A majority of patients (77 of 125 cases; 62%) had poor outcome (modified Rankin Scale, 0–3) at hospital discharge, and 22% died in hospital. However, longer-term, 9-month follow-up, available in two-thirds of survivors, showed continued improvements in a majority, with good or fair outcomes in 79% of the surviving group. Longer duration or greater severity of SE was associated with poorer outcomes, but good to fair outcomes were still seen in a substantial minority of patients in RSE for more than a week (23%) or even a month (14%), suggesting that prolonged treatment of these patients is not futile. Whether use of anesthetic agents affects outcome in SE has been controversial. In this cohort, use and number of anesthetic agents were associated with poor outcome and increased mortality, but not after controlling for duration and severity of SE and burden of complications, suggesting that anesthetic use may simply be an indicator of more severe SE.

The descriptive findings and associations with outcome described by Gaspard et al. provide a clearer, but still incomplete, picture of NORSE syndrome. Cases of RSE that appeared cryptogenic in the first 48 hours ultimately had an etiology identified nearly half of the time, yet half remained unexplained. Similarities in the clinical features and lab findings between patients with autoimmune causes and those without known etiology and the steady progress in discovery of new autoantibodies suggest that we may identify an autoimmune etiology in more of these cases in the future. The study design did not allow for a clear understanding of the role of early immunotherapy in NORSE. Because the response of autoimmune epilepsy in general appears better with early immunotherapy, the role of early immunotherapy in NORSE should be a focus of future research.

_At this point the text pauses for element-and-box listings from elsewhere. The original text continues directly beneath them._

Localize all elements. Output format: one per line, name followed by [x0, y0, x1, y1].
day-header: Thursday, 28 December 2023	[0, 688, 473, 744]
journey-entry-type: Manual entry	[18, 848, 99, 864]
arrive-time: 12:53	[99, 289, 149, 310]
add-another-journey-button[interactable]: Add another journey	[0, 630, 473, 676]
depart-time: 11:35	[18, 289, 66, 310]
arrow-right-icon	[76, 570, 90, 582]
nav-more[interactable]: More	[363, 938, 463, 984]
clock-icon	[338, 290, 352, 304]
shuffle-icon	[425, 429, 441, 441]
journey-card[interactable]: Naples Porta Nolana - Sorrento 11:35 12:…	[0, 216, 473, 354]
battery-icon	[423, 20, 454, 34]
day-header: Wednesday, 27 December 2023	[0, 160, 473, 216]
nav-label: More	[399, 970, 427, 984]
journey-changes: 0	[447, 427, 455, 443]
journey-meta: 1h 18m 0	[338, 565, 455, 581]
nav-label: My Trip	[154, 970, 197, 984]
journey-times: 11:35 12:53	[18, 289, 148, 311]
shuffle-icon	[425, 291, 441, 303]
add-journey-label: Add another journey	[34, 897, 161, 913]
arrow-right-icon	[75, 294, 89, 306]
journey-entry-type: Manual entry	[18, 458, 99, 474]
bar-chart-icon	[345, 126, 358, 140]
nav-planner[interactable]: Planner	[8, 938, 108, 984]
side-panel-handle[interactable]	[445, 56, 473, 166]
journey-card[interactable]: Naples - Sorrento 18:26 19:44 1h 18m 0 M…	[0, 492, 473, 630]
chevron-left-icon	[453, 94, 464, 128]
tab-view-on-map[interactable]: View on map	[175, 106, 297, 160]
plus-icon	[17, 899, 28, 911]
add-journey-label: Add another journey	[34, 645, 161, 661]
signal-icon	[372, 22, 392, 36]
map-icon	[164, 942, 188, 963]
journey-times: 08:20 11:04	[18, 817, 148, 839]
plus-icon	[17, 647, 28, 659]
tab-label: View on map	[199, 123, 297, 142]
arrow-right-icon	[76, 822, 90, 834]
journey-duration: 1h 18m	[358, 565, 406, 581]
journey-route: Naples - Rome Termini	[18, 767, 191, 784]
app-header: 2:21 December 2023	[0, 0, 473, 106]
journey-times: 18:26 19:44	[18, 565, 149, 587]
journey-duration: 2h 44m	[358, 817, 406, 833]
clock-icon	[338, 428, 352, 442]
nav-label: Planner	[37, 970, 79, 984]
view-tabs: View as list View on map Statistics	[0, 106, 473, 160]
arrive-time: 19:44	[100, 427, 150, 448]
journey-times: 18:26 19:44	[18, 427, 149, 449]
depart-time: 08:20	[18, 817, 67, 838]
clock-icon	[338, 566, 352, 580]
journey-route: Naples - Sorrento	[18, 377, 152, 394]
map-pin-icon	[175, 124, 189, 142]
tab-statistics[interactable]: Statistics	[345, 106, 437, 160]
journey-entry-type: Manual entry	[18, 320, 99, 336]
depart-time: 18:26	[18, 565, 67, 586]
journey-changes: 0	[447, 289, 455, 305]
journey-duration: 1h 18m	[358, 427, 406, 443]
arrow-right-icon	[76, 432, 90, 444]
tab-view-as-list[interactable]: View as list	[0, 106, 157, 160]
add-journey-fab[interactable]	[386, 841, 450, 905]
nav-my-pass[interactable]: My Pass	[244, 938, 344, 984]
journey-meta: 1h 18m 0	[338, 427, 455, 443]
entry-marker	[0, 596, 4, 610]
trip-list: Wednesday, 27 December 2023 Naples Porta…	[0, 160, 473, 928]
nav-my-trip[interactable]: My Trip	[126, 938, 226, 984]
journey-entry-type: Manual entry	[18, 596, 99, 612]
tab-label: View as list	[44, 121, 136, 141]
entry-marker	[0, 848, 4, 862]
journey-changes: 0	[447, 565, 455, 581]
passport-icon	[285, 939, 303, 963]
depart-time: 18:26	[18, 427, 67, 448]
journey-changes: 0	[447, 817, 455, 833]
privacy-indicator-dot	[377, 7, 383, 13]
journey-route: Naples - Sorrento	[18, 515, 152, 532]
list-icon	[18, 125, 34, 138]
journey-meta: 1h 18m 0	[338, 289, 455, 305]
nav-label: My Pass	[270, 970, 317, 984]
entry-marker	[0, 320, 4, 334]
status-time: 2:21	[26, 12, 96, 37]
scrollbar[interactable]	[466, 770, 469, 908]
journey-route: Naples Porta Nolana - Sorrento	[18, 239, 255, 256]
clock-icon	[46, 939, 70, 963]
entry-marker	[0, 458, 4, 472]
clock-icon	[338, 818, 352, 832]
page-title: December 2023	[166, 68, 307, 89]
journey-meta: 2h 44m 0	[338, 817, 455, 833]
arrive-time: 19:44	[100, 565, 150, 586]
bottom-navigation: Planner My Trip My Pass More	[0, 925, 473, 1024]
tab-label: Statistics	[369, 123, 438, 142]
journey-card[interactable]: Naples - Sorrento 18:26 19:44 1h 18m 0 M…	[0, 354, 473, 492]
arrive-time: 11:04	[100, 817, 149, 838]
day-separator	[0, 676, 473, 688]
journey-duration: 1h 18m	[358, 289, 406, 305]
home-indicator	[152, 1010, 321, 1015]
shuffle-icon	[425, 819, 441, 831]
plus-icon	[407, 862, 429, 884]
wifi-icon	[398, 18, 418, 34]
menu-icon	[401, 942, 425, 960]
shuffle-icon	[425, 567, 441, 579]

Those of a certain age may remember the song “A Horse With No Name” by America that improbably bumped Neil Young's “Heart of Gold” from the #1 spot on the US pop charts in 1972. The song, set in the desert, was panned by critics because of inane lyrics such as “the heat was hot” and “there were plants and birds and rocks and things….” Likewise, despite the knowledge gained from large case series such as the present one, we often still can't be much more eloquent in defining etiology in many cases of new-onset refractory status epilepticus. There are viruses and autoantibodies and paraneoplastic causes and things, but in many instances, we are still left with a NORSE with no name.